OK, so I'm on a theme here.
The concepts around private clouds have been introduced and discussed, and there are even a few large enterprises who have declared they're building one.
I'm now very interested in looking at the operational impact -- going from IT topic to IT topic -- and seeing how familiar discussions change radically -- and for the better -- when thinking about private clouds.
The last post was about securing the private cloud; this one's about backup.
And, as we'll see, how we think about something as familiar (and essential) as backup might be up for some wonderful re-thinking in this world.
Private Clouds In 30 Seconds
Every application running in a virtual container.
Cloud-like management style, but with the control that IT needs.
No impact on existing applications and information -- as long as they're running in a virtual machine.
Option to federate with compatible service providers.
Basically, everything that's so attractive about clouds with what enterprise IT needs to get the job done.
More here. And here. And here.
What Makes Backup Interesting In This World?
Most people think of backup in physical terms: backup THAT server there to THAT backup device over there, using THAT backup server -- or something similar.
Now, put everything in a virtual machine. That's right, everything.
Not only applications and desktops, but backup clients as well. As a matter of fact, why not virtualize the backup server software itself, like EMC Avamar does?
Imagine these various virtual machines floating amongst a pool of virtualized servers, network and storage.
They're all using vSphere to load balance, scale up and down.
Perhaps they're using DPM (distributed power management) to turn off servers that aren't being used right now,
Or maybe they're using vSphere's sexy new fault tolerance feature to run in an uber-HA mode.
Of course, all of these dynamic entities are attached to a single, very large storage space that provides the full range of media choices, dynamic tiering and QoS across the board, thin provisioning, spin-down, scale-out, etc.
Nice picture.
Going a bit further, imagine some of these virtual machines running on the pooled infrastructure you own, and just maybe some of it on infrastructure you rent.
That's your private cloud.
What changes with backup?
Location Matters
The first thing that jumps out at you is that there are new options to get more separation between the thing you're backing up, and where you're backing it up to.
When it comes to backup, the more separation or distance, the better.
I think that most people realize that backing up to the same physical disk drive isn't the best idea, or using the same array for production and backup exposes you to certain risks, or perhaps that putting your backup in a different time zone than your production data helps you sleep better at night -- it's a familiar discussion.
When it comes to data protection, distance is a good thing -- the more distance, the better.

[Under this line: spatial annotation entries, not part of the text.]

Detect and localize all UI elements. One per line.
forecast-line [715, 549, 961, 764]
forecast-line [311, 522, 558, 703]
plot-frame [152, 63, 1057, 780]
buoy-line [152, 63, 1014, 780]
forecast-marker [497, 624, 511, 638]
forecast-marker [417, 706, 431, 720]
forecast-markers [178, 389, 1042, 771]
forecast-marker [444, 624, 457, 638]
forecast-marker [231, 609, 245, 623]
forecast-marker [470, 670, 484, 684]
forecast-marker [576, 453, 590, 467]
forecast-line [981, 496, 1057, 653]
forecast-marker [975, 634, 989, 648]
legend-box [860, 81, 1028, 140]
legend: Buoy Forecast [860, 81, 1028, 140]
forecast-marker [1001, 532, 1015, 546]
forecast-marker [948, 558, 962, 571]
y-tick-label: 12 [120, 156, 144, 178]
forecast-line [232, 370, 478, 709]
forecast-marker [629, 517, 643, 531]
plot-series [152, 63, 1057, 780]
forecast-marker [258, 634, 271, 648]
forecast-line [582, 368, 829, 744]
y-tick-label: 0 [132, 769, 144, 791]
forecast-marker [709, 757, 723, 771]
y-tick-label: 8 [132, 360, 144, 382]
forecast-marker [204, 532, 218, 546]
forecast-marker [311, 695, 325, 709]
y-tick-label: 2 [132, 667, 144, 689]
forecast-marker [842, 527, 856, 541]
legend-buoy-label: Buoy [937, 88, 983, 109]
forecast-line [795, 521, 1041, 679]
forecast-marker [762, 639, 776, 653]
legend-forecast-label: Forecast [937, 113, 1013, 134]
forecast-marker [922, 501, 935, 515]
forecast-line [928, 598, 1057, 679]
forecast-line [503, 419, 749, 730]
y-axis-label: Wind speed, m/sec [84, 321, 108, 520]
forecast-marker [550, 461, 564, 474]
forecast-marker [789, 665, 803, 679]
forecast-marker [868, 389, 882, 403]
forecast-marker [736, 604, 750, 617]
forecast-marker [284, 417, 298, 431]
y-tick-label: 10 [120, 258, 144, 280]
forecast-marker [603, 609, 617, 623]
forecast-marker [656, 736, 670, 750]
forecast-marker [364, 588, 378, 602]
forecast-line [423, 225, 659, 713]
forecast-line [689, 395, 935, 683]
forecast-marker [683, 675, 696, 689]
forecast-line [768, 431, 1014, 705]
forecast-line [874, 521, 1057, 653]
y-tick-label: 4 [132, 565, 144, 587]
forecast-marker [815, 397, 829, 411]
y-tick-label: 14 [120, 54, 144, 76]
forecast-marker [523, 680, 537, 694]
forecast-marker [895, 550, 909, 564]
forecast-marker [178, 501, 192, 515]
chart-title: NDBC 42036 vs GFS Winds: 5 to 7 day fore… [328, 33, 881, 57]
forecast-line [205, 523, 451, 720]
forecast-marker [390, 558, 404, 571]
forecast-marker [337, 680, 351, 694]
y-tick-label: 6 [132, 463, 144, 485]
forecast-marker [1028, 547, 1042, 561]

Now, let's map that back onto the previous picture.
You'd want to be able to define a "separation policy" for backup sources and targets, wouldn't you?

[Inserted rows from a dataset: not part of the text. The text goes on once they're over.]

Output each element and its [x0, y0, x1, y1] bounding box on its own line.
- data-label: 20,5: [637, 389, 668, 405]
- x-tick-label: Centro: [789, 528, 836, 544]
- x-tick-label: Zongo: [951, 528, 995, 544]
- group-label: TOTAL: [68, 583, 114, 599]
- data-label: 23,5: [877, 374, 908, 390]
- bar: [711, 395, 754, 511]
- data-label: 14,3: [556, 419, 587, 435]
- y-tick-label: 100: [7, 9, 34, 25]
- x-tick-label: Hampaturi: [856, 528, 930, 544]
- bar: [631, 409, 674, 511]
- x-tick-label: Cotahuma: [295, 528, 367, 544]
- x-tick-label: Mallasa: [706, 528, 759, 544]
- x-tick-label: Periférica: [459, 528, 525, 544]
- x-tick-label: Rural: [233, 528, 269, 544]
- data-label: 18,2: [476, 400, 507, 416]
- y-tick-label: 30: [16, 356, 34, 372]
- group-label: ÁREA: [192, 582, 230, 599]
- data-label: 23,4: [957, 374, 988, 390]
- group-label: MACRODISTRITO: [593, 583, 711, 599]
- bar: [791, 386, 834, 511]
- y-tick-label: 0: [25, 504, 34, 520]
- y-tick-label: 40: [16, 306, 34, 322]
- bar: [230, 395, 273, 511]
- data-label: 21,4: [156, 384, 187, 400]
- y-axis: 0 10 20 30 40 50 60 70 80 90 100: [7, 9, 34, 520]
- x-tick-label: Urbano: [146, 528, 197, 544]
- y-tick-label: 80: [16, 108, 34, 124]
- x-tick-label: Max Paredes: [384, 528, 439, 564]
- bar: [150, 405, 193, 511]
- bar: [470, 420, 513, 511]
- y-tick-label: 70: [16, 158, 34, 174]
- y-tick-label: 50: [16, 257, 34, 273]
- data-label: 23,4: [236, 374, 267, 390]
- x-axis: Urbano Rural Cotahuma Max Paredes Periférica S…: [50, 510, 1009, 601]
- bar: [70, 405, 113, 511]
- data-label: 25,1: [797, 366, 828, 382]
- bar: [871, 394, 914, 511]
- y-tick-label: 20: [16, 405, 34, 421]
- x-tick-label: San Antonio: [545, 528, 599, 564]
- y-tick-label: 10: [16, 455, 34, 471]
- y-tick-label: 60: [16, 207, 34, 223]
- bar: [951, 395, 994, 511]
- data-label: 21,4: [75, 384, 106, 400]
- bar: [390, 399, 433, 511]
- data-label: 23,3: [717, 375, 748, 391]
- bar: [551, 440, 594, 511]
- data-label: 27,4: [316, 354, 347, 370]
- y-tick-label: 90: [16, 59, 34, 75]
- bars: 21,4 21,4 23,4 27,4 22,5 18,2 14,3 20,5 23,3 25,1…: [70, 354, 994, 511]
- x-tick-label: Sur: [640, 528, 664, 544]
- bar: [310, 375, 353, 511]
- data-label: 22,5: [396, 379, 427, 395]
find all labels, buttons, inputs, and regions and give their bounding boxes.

You'd want to set a few rules that were smart about distance, e.g. class A applications always have a backup target to a different physical location (if available), class B applications can have backup targets in the same location (but physically separate storage hardware), and so on.
Sure, things can move around -- servers, information, applications -- but you'd always want to make sure that -- regardless of dynamic optimizations and cool abstractions -- there'd always be some physical reality in all of this.

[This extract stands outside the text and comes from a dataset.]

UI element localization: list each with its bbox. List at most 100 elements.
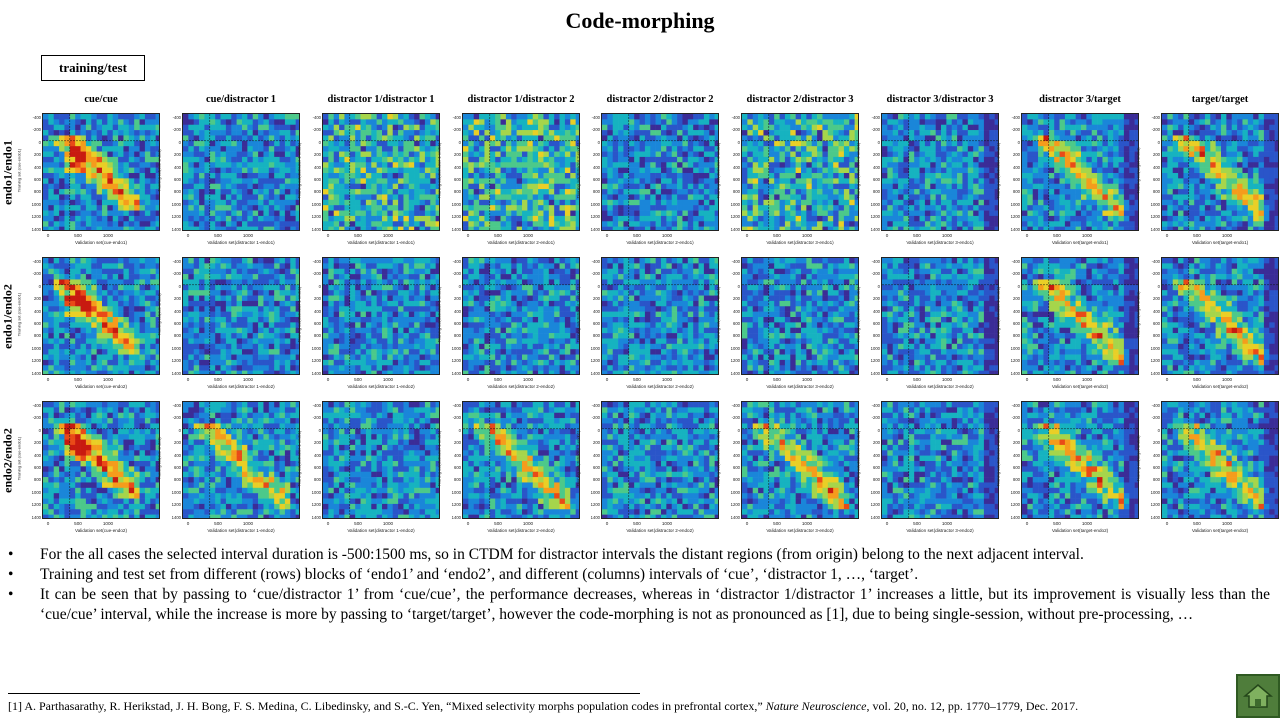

And, of course, it'd have to happen automatically.
Dedupe Matters
I think it's safe to say that everyone will eventually want to dedupe just about all their backups.
I also think it's also safe to say that people will continue to prefer disk as a target for dedupe backup, with tape playing a ever-decreasing role over time.
So, how does the dedupe discussion change in the private cloud?
Where you do the dedupe work is really going to matter. Backup source and backup target will ideally be in different places -- as described above -- with some sort of network involved.
And it's going to be really painful if you have to shovel an enormous mountain of backup data over a wire and THEN dedupe it, rather than dedupe it BEFORE it's sent.
Hence client-side deduplication becomes even more compelling in the private cloud -- maybe even strategic.
Those 95-99% dedupe rates for client-side dedupe start looking might attractive when there's a network involved.
BTW, that's EMC Avamar again.
Keeping It All Together
I don't know how many of you have been exposed to the "consistency group" discussion when it comes to backup and DR.
The idea is pretty simple: more complex applications often have multiple participants that share state. Imagine an order processing system that touches multiple databases, for example.
The consistency discussion is essentially identifying those dependent relationships, and backing them up (or replicating them) at the exact same point-in time.
Otherwise, recoveries get to be kind of interesting :-)
EMC has been doing consistency groups for over a decade with various backup and replication technologies, but it takes on a new wrinkle in the private cloud -- everything is moving around -- there's no physical location anymore. No longer can you point to those three servers and say "go back them up".
Backup Management Evolves
EMC sells a great management package for orchestrating multiple backup and recovery approaches into a single, coherent environment -- EMC's Data Protection Advisor.
If you live in a heterogeneous backup world like everyone else, and you're ultimately responsible for safeguarding information assets, you really should go take a look at this gem.
Now, going back to our private cloud model, how should this sort of product logically evolve?
Well, it'd be a convenient place to define and manage the "separation policy" we talked about earlier. And to do this, it'd have to be able to dynamically translate virtual entities into physical locations.
And, of course, what a great place to catalog application dependencies in support of that consistency group discussion we just had.
There's more, but you get the idea ...
Load Balancing Redux
Keep in mind, in these fully virtualized environments, everything is a dynamic resource: compute, memory, network bandwidth, storage characteristics, etc.
The idea is that the underlying infrastructure can flex up or down (within policy, of course) based on what's needed right now.
Which brings up the interesting potential of considering backup and recovery as just another application running in the private cloud.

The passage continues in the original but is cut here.